What They’re Saying About the Eagles

Here’s a roundup of what the national media are saying about the Eagles this week:

Dan Graziano of ESPN.com writes that the Eagles’ free agent strategy will allow them to draft for quality in April:

This is the benefit of all that cap room the Eagles had when this week began. They’re able to find all kinds of pieces to fit all kinds of holes. When draft day rolls around and they tell everybody they took the best player available, it’s going to be easy to believe them. Because they won’t be caught in that not-very-fun position of having to draft for immediate need.

Bill Barnwell of Grantland writes that the Eagles are having “a truly great offseason.”

Barwin and Phillips are both 26, so if they succeed, the Eagles will have two building blocks for the future right as they hit their prime. They also added 28-year-old cornerback Cary Williams on a three-year, $17 million deal that’s a step below the $8 million to $10 million range Williams reportedly sought as he hit the market. Williams is a competent starting cornerback; if the Eagles can come away from the draft with Alabama cornerback Dee Milliner, Williams would make an excellent no. 2 starter.

Ian Rapoport of NFL.com believes the Eagles should strongly consider drafting Geno Smith with the fourth pick:

All of this leads me to believe that, once again, quarterbacks will be overdrafted in April. And it also makes me think the Philadelphia Eagles are quite serious about finding out whether West Virginia’s Geno Smith is right for them. With the fourth pick of the 2013 NFL Draft, the Eagles should take him if they believe he’s good enough. If they’re right, they are set for four years, regardless of other quarterbacks on the roster. If they are wrong, the cost is a little more than $4 million per season (average annual salary of the No. 4 pick) — compared to $3.7 million for Cassel … as a backup!

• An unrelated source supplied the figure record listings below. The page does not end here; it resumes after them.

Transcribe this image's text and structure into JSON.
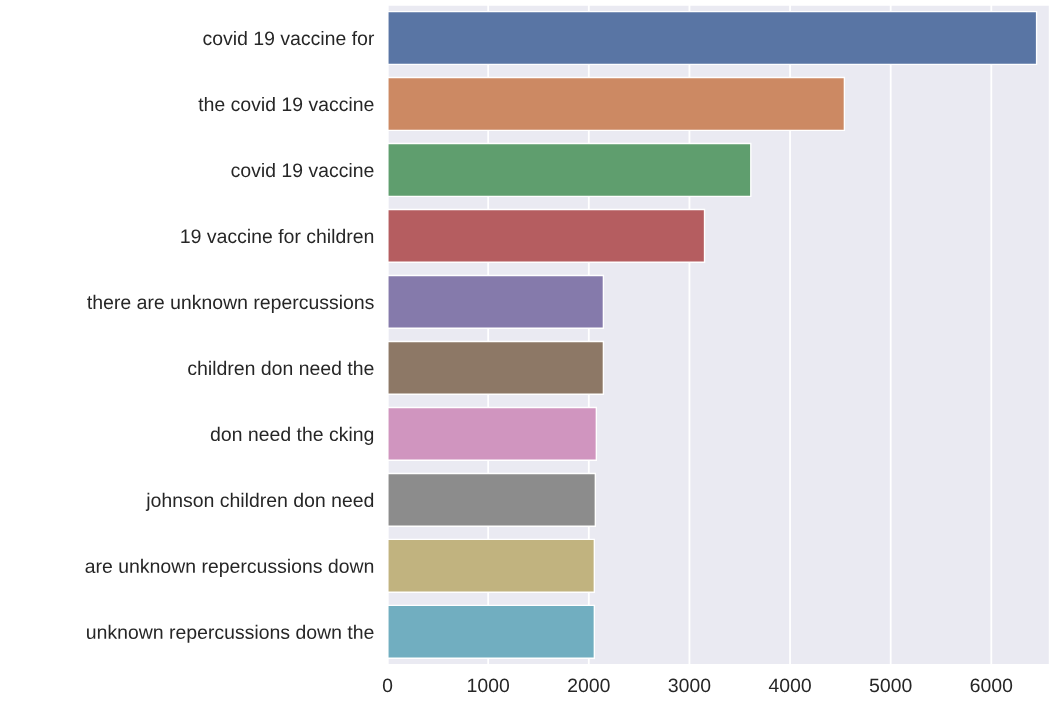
{
  "chart_data": {
    "type": "bar",
    "orientation": "horizontal",
    "categories": [
      "covid 19 vaccine for",
      "the covid 19 vaccine",
      "covid 19 vaccine",
      "19 vaccine for children",
      "there are unknown repercussions",
      "children don need the",
      "don need the cking",
      "johnson children don need",
      "are unknown repercussions down",
      "unknown repercussions down the"
    ],
    "values": [
      6450,
      4540,
      3610,
      3150,
      2145,
      2145,
      2075,
      2065,
      2055,
      2055
    ],
    "colors": [
      "#5975a4",
      "#cc8963",
      "#5f9e6e",
      "#b55d60",
      "#857aab",
      "#8d7866",
      "#d095bf",
      "#8c8c8c",
      "#c1b37f",
      "#71aec0"
    ],
    "xlim": [
      0,
      6580
    ],
    "xticks": [
      0,
      1000,
      2000,
      3000,
      4000,
      5000,
      6000
    ],
    "grid": "x"
  }
}
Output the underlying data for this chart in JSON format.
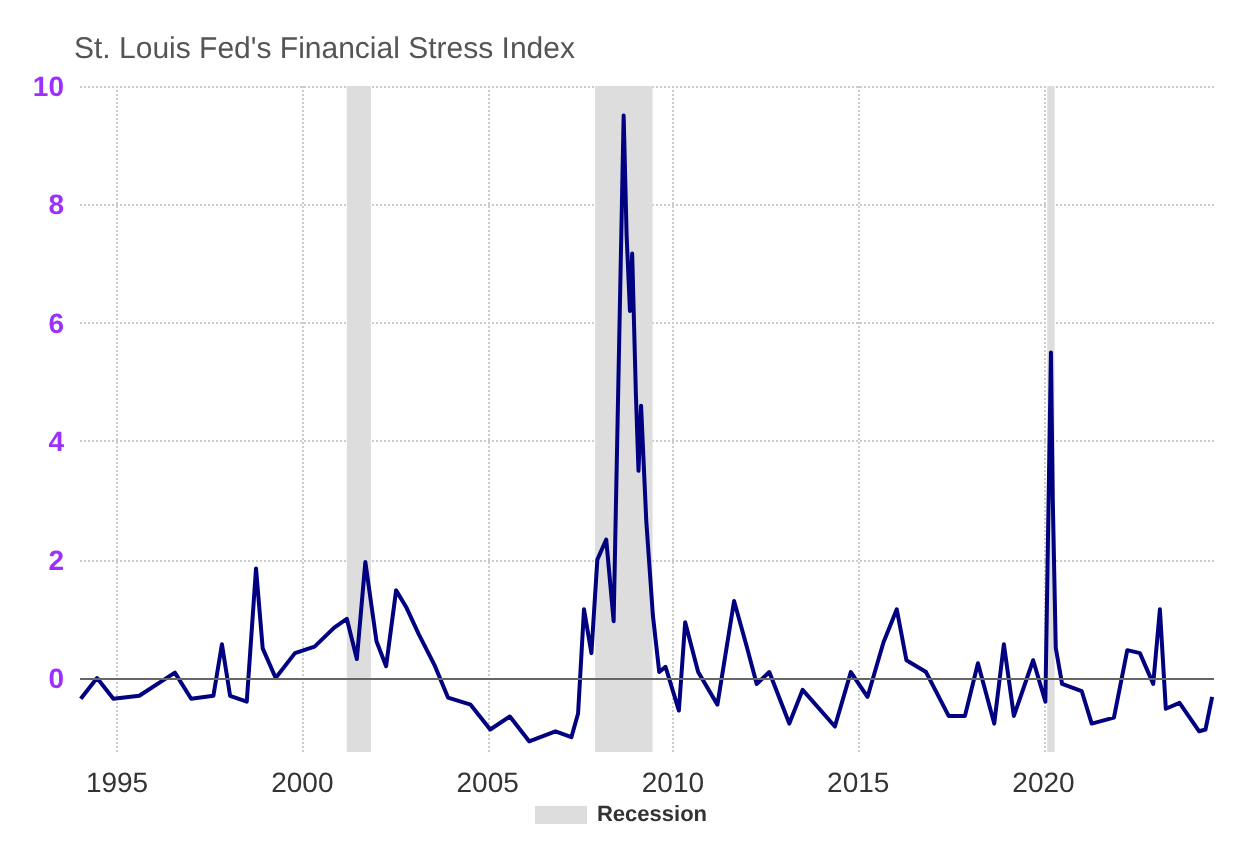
{
  "chart_data": {
    "type": "line",
    "subtitle": "St. Louis Fed's Financial Stress Index",
    "xlim": [
      1994,
      2024.6
    ],
    "xticks": [
      1995,
      2000,
      2005,
      2010,
      2015,
      2020
    ],
    "ylim": [
      -1.25,
      10
    ],
    "yticks": [
      0,
      2,
      4,
      6,
      8,
      10
    ],
    "grid": true,
    "legend": "bottom",
    "marker": "none",
    "line_style": "solid",
    "ref_lines": [
      {
        "axis": "y",
        "value": 0,
        "color": "#666666"
      }
    ],
    "bands": [
      {
        "axis": "x",
        "from": 2001.2,
        "to": 2001.85,
        "label": "Recession",
        "color": "#dddddd"
      },
      {
        "axis": "x",
        "from": 2007.9,
        "to": 2009.45,
        "color": "#dddddd"
      },
      {
        "axis": "x",
        "from": 2020.1,
        "to": 2020.3,
        "color": "#dddddd"
      }
    ],
    "series": [
      {
        "color": "#000080",
        "x": [
          1994.02,
          1994.46,
          1994.9,
          1995.6,
          1996.56,
          1997.0,
          1997.6,
          1997.83,
          1998.05,
          1998.5,
          1998.75,
          1998.93,
          1999.28,
          1999.8,
          2000.33,
          2000.86,
          2001.2,
          2001.47,
          2001.7,
          2002.0,
          2002.26,
          2002.53,
          2002.8,
          2003.14,
          2003.58,
          2003.93,
          2004.54,
          2005.07,
          2005.6,
          2006.12,
          2006.83,
          2007.26,
          2007.44,
          2007.6,
          2007.8,
          2007.96,
          2008.2,
          2008.4,
          2008.67,
          2008.75,
          2008.84,
          2008.9,
          2009.0,
          2009.07,
          2009.14,
          2009.28,
          2009.46,
          2009.63,
          2009.8,
          2010.16,
          2010.33,
          2010.68,
          2011.2,
          2011.65,
          2012.0,
          2012.26,
          2012.6,
          2013.14,
          2013.5,
          2014.37,
          2014.8,
          2015.25,
          2015.68,
          2016.04,
          2016.3,
          2016.83,
          2017.44,
          2017.88,
          2018.23,
          2018.67,
          2018.93,
          2019.2,
          2019.72,
          2020.05,
          2020.2,
          2020.25,
          2020.33,
          2020.5,
          2021.03,
          2021.3,
          2021.9,
          2022.26,
          2022.6,
          2022.96,
          2023.14,
          2023.3,
          2023.67,
          2024.2,
          2024.37,
          2024.55
        ],
        "values": [
          -0.35,
          0.0,
          -0.35,
          -0.3,
          0.09,
          -0.35,
          -0.3,
          0.57,
          -0.3,
          -0.4,
          1.85,
          0.5,
          0.0,
          0.42,
          0.53,
          0.85,
          1.0,
          0.32,
          1.96,
          0.62,
          0.2,
          1.48,
          1.2,
          0.74,
          0.2,
          -0.33,
          -0.45,
          -0.87,
          -0.65,
          -1.07,
          -0.9,
          -1.0,
          -0.6,
          1.16,
          0.42,
          2.0,
          2.34,
          0.96,
          9.5,
          7.48,
          6.2,
          7.17,
          4.8,
          3.5,
          4.6,
          2.66,
          1.05,
          0.1,
          0.19,
          -0.55,
          0.94,
          0.1,
          -0.45,
          1.3,
          0.51,
          -0.1,
          0.1,
          -0.77,
          -0.2,
          -0.82,
          0.1,
          -0.32,
          0.6,
          1.16,
          0.3,
          0.1,
          -0.64,
          -0.64,
          0.25,
          -0.77,
          0.57,
          -0.64,
          0.3,
          -0.4,
          5.5,
          3.0,
          0.51,
          -0.1,
          -0.22,
          -0.77,
          -0.67,
          0.47,
          0.42,
          -0.1,
          1.16,
          -0.52,
          -0.42,
          -0.9,
          -0.87,
          -0.32
        ]
      }
    ]
  }
}
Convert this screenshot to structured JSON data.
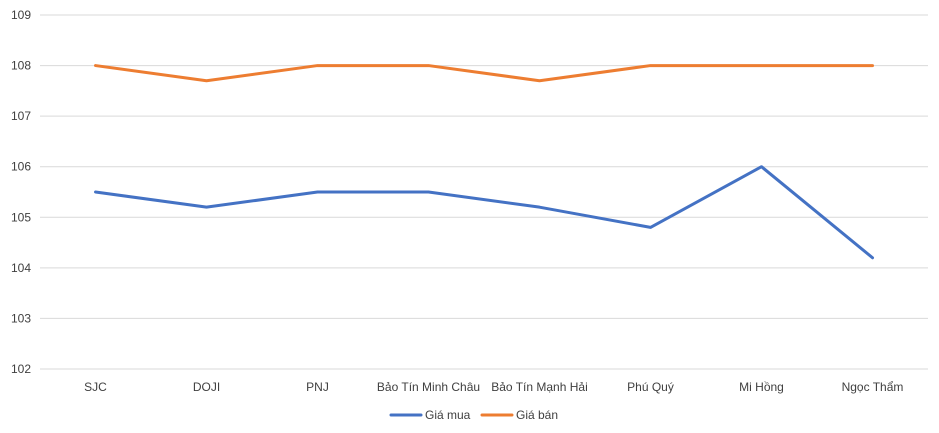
{
  "chart_data": {
    "type": "line",
    "title": "",
    "xlabel": "",
    "ylabel": "",
    "categories": [
      "SJC",
      "DOJI",
      "PNJ",
      "Bảo Tín Minh Châu",
      "Bảo Tín Mạnh Hải",
      "Phú Quý",
      "Mi Hồng",
      "Ngọc Thẩm"
    ],
    "ylim": [
      102,
      109
    ],
    "yticks": [
      102,
      103,
      104,
      105,
      106,
      107,
      108,
      109
    ],
    "grid": "horizontal",
    "legend_position": "bottom",
    "series": [
      {
        "name": "Giá mua",
        "color": "#4472C4",
        "values": [
          105.5,
          105.2,
          105.5,
          105.5,
          105.2,
          104.8,
          106.0,
          104.2
        ]
      },
      {
        "name": "Giá bán",
        "color": "#ED7D31",
        "values": [
          108.0,
          107.7,
          108.0,
          108.0,
          107.7,
          108.0,
          108.0,
          108.0
        ]
      }
    ]
  }
}
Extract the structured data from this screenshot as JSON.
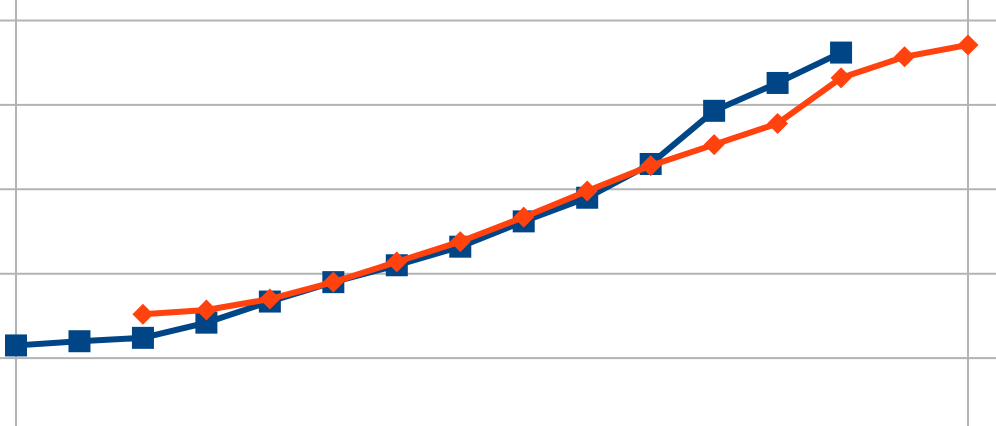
{
  "chart_data": {
    "type": "line",
    "title": "",
    "xlabel": "",
    "ylabel": "",
    "grid": true,
    "x": [
      0,
      1,
      2,
      3,
      4,
      5,
      6,
      7,
      8,
      9,
      10,
      11,
      12,
      13,
      14,
      15
    ],
    "xlim": [
      0,
      15
    ],
    "ylim": [
      0,
      5
    ],
    "series": [
      {
        "color": "#004586",
        "marker": "square",
        "values": [
          1.15,
          1.2,
          1.24,
          1.42,
          1.67,
          1.9,
          2.1,
          2.32,
          2.62,
          2.9,
          3.3,
          3.93,
          4.26,
          4.62,
          null,
          null
        ]
      },
      {
        "color": "#ff420e",
        "marker": "diamond",
        "values": [
          null,
          null,
          1.52,
          1.57,
          1.7,
          1.9,
          2.14,
          2.38,
          2.67,
          2.98,
          3.28,
          3.53,
          3.78,
          4.32,
          4.57,
          4.71
        ]
      }
    ]
  }
}
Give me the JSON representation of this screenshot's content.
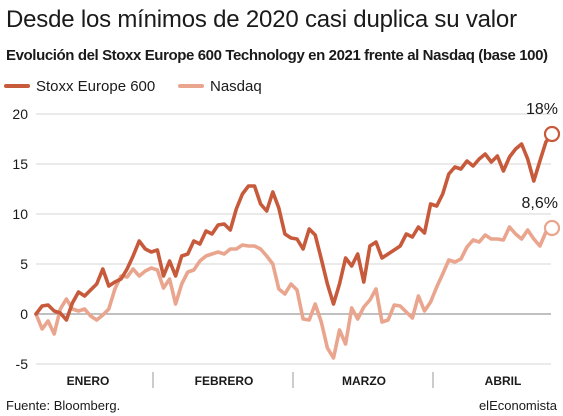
{
  "title": "Desde los mínimos de 2020 casi duplica su valor",
  "subtitle": "Evolución del Stoxx Europe 600 Technology en 2021 frente al Nasdaq (base 100)",
  "source": "Fuente: Bloomberg.",
  "brand": "elEconomista",
  "chart_data": {
    "type": "line",
    "ylim": [
      -5,
      20
    ],
    "yticks": [
      -5,
      0,
      5,
      10,
      15,
      20
    ],
    "months": [
      "ENERO",
      "FEBRERO",
      "MARZO",
      "ABRIL"
    ],
    "grid": true,
    "legend": "top-left",
    "series": [
      {
        "name": "Stoxx Europe 600",
        "color": "#c85a3c",
        "end_label": "18%",
        "values": [
          0,
          0.8,
          0.9,
          0.3,
          0.1,
          -0.6,
          1.1,
          2.2,
          1.8,
          2.4,
          3.0,
          4.5,
          2.8,
          3.2,
          3.5,
          4.5,
          5.8,
          7.3,
          6.5,
          6.2,
          6.4,
          3.8,
          5.3,
          3.8,
          5.8,
          6.0,
          7.3,
          7.0,
          8.3,
          8.0,
          8.9,
          9.0,
          8.4,
          10.5,
          12.0,
          12.8,
          12.8,
          11.0,
          10.3,
          12.2,
          10.6,
          8.0,
          7.6,
          7.5,
          6.5,
          8.5,
          7.9,
          5.5,
          3.0,
          1.0,
          3.0,
          5.6,
          4.8,
          6.0,
          3.2,
          6.8,
          7.2,
          5.6,
          6.0,
          6.4,
          6.8,
          8.0,
          7.7,
          8.7,
          8.1,
          11.0,
          10.8,
          12.0,
          14.0,
          14.7,
          14.5,
          15.3,
          14.8,
          15.5,
          16.0,
          15.2,
          15.8,
          14.3,
          15.7,
          16.5,
          17.0,
          15.5,
          13.3,
          15.3,
          17.2,
          18.0
        ]
      },
      {
        "name": "Nasdaq",
        "color": "#eaa58e",
        "end_label": "8,6%",
        "values": [
          0,
          -1.5,
          -0.7,
          -2.0,
          0.5,
          1.5,
          0.5,
          0.3,
          0.5,
          -0.2,
          -0.6,
          -0.1,
          0.5,
          2.5,
          3.8,
          3.7,
          4.5,
          3.8,
          4.3,
          4.6,
          4.4,
          2.6,
          3.5,
          1.0,
          3.0,
          4.2,
          4.4,
          5.3,
          5.8,
          6.0,
          6.2,
          6.0,
          6.5,
          6.5,
          6.9,
          6.8,
          6.8,
          6.5,
          5.8,
          5.0,
          2.5,
          2.0,
          3.0,
          2.4,
          -0.5,
          -0.6,
          1.0,
          -0.8,
          -3.4,
          -4.4,
          -1.6,
          -3.0,
          0.6,
          -0.5,
          0.7,
          1.4,
          2.5,
          -0.8,
          -0.6,
          0.9,
          0.8,
          0.2,
          -0.4,
          1.8,
          0.3,
          1.2,
          2.7,
          4.0,
          5.4,
          5.2,
          5.5,
          6.7,
          7.4,
          7.2,
          7.9,
          7.5,
          7.5,
          7.4,
          8.7,
          8.0,
          7.5,
          8.4,
          7.5,
          6.8,
          8.2,
          8.6
        ]
      }
    ]
  }
}
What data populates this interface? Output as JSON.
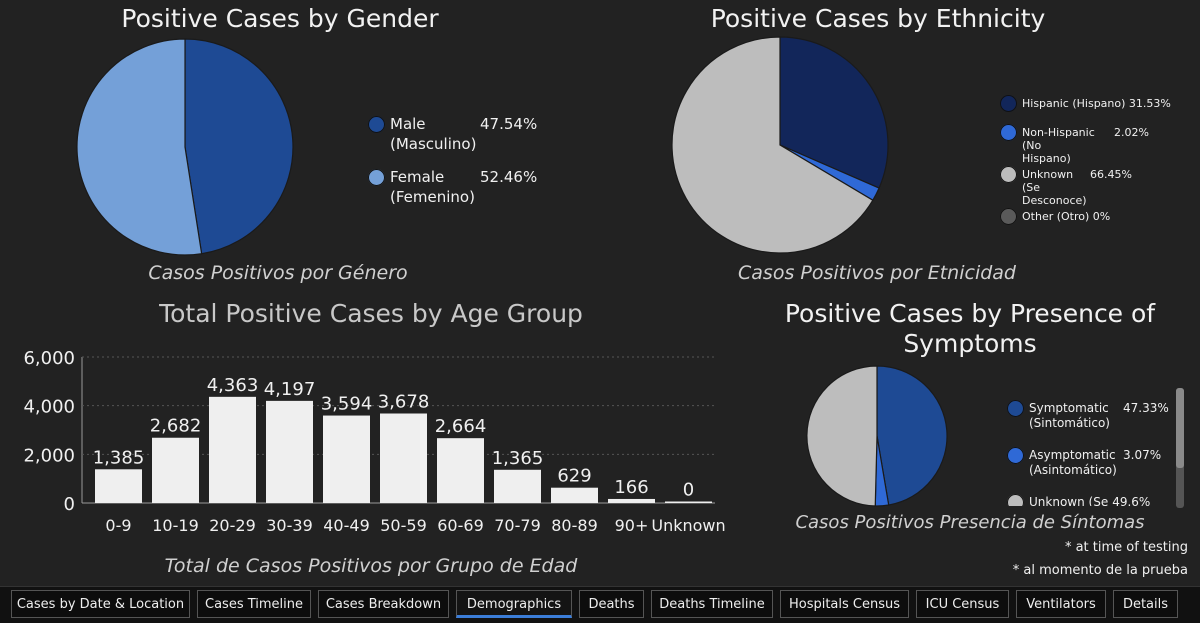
{
  "colors": {
    "male": "#1e4a94",
    "female": "#74a0d8",
    "hispanic": "#12265a",
    "non_hispanic": "#2f69d6",
    "unknown": "#bdbdbd",
    "other": "#5a5a5a",
    "symptomatic": "#1e4a94",
    "asymptomatic": "#2f69d6",
    "bar": "#efefef",
    "background": "#222222",
    "active_tab": "#3b7dd8"
  },
  "gender": {
    "title": "Positive Cases by Gender",
    "subtitle": "Casos Positivos por Género",
    "legend": [
      {
        "label1": "Male",
        "label2": "(Masculino)",
        "value": "47.54%"
      },
      {
        "label1": "Female",
        "label2": "(Femenino)",
        "value": "52.46%"
      }
    ]
  },
  "ethnicity": {
    "title": "Positive Cases by Ethnicity",
    "subtitle": "Casos Positivos por Etnicidad",
    "legend": [
      {
        "label1": "Hispanic (Hispano)",
        "label2": "",
        "value": "31.53%"
      },
      {
        "label1": "Non-Hispanic (No",
        "label2": "Hispano)",
        "value": "2.02%"
      },
      {
        "label1": "Unknown (Se",
        "label2": "Desconoce)",
        "value": "66.45%"
      },
      {
        "label1": "Other (Otro)",
        "label2": "",
        "value": "0%"
      }
    ]
  },
  "age": {
    "title": "Total Positive Cases by Age Group",
    "subtitle": "Total de Casos Positivos por Grupo de Edad",
    "tick_labels": [
      "0",
      "2,000",
      "4,000",
      "6,000"
    ],
    "bar_labels": [
      "1,385",
      "2,682",
      "4,363",
      "4,197",
      "3,594",
      "3,678",
      "2,664",
      "1,365",
      "629",
      "166",
      "0"
    ]
  },
  "symptoms": {
    "title_line1": "Positive Cases by Presence of",
    "title_line2": "Symptoms",
    "subtitle": "Casos Positivos Presencia de Síntomas",
    "legend": [
      {
        "label1": "Symptomatic",
        "label2": "(Sintomático)",
        "value": "47.33%"
      },
      {
        "label1": "Asymptomatic",
        "label2": "(Asintomático)",
        "value": "3.07%"
      },
      {
        "label1": "Unknown (Se",
        "label2": "",
        "value": "49.6%"
      }
    ]
  },
  "notes": {
    "line1": "* at time of testing",
    "line2": "* al momento de la prueba"
  },
  "tabs": [
    {
      "label": "Cases by Date & Location",
      "active": false
    },
    {
      "label": "Cases Timeline",
      "active": false
    },
    {
      "label": "Cases Breakdown",
      "active": false
    },
    {
      "label": "Demographics",
      "active": true
    },
    {
      "label": "Deaths",
      "active": false
    },
    {
      "label": "Deaths Timeline",
      "active": false
    },
    {
      "label": "Hospitals Census",
      "active": false
    },
    {
      "label": "ICU Census",
      "active": false
    },
    {
      "label": "Ventilators",
      "active": false
    },
    {
      "label": "Details",
      "active": false
    }
  ],
  "chart_data": [
    {
      "type": "pie",
      "title": "Positive Cases by Gender",
      "subtitle": "Casos Positivos por Género",
      "labels": [
        "Male (Masculino)",
        "Female (Femenino)"
      ],
      "values": [
        47.54,
        52.46
      ],
      "legend_position": "right"
    },
    {
      "type": "pie",
      "title": "Positive Cases by Ethnicity",
      "subtitle": "Casos Positivos por Etnicidad",
      "labels": [
        "Hispanic (Hispano)",
        "Non-Hispanic (No Hispano)",
        "Unknown (Se Desconoce)",
        "Other (Otro)"
      ],
      "values": [
        31.53,
        2.02,
        66.45,
        0
      ],
      "legend_position": "right"
    },
    {
      "type": "bar",
      "title": "Total Positive Cases by Age Group",
      "subtitle": "Total de Casos Positivos por Grupo de Edad",
      "categories": [
        "0-9",
        "10-19",
        "20-29",
        "30-39",
        "40-49",
        "50-59",
        "60-69",
        "70-79",
        "80-89",
        "90+",
        "Unknown"
      ],
      "values": [
        1385,
        2682,
        4363,
        4197,
        3594,
        3678,
        2664,
        1365,
        629,
        166,
        0
      ],
      "ylim": [
        0,
        6000
      ],
      "yticks": [
        0,
        2000,
        4000,
        6000
      ],
      "grid": true
    },
    {
      "type": "pie",
      "title": "Positive Cases by Presence of Symptoms",
      "subtitle": "Casos Positivos Presencia de Síntomas",
      "labels": [
        "Symptomatic (Sintomático)",
        "Asymptomatic (Asintomático)",
        "Unknown (Se"
      ],
      "values": [
        47.33,
        3.07,
        49.6
      ],
      "legend_position": "right"
    }
  ]
}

Brian McIntyre of Yahoo’s Shutdown Corner blog calls the Eagles one of the winners in free agency:

General manager Howie Roseman has clearly learned the lesson and, with the team moving to a 3-4 defense, made a quartet of defensive signings to fit the scheme. The centerpiece of the transactions was Isaac Sopoaga, a versatile former 49ers defensive lineman who could play a few spots along the Eagles’ line. The Eagles added cornerback Bradley Fletcher, an oft-injured player who will certainly play on the outside in a secondary that released Nnamdi Asomugha on Tuesday and figures to lose Dominique Rodgers-Cromartie to free agency. The Eagles also signed safety Patrick Chung, who should compete for a starting job, and linebacker Jason Phillips, a core special teams guy.

Pete Prisco of CBSSports.com likes the Eagles’ addition of cornerback Bradley Fletcher:

Eagles signing former Rams corner Bradley Fletcher to a two-year deal. Fletcher is a player who has had two knee surgeries, but when he has been healthy he has been a quality man-cover player. Fletcher didn’t play as much as he should have last year because he was on a one-year deal and the Rams were in a youth movement. They played rookie Trumaine Johnson at nickel corner, but Fletcher should have been on the field. The Eagles have a major need at corner, so this is a good move. Here’s a bet he starts.

Chris Burke of SI.com looks at the Eagles’ draft needs:

Philadelphia still needs to address some areas on defense, but injuries to Jason Peters and Todd Herremans last season left the Eagles reeling at tackle. Could one of the draft’s elite talents be the pick at No. 4? If not, grabbing an athletic rush-linebacker might be in the cards.

John Clayton of ESPN.com writes that new coaches like Chip Kelly often make dramatic changes to the roster:

Often, a new coach turns over more than 50 percent of a roster. By late in the season last year, the Colts had 36 new players on their roster.

With eight new head coaches, the roster turnover is happening at a fast pace. Philadelphia’s Kelly and Kansas City’s Andy Reid are leading the way. The Eagles are switching to a 3-4 defense, so Kelly aggressively started filling starting jobs.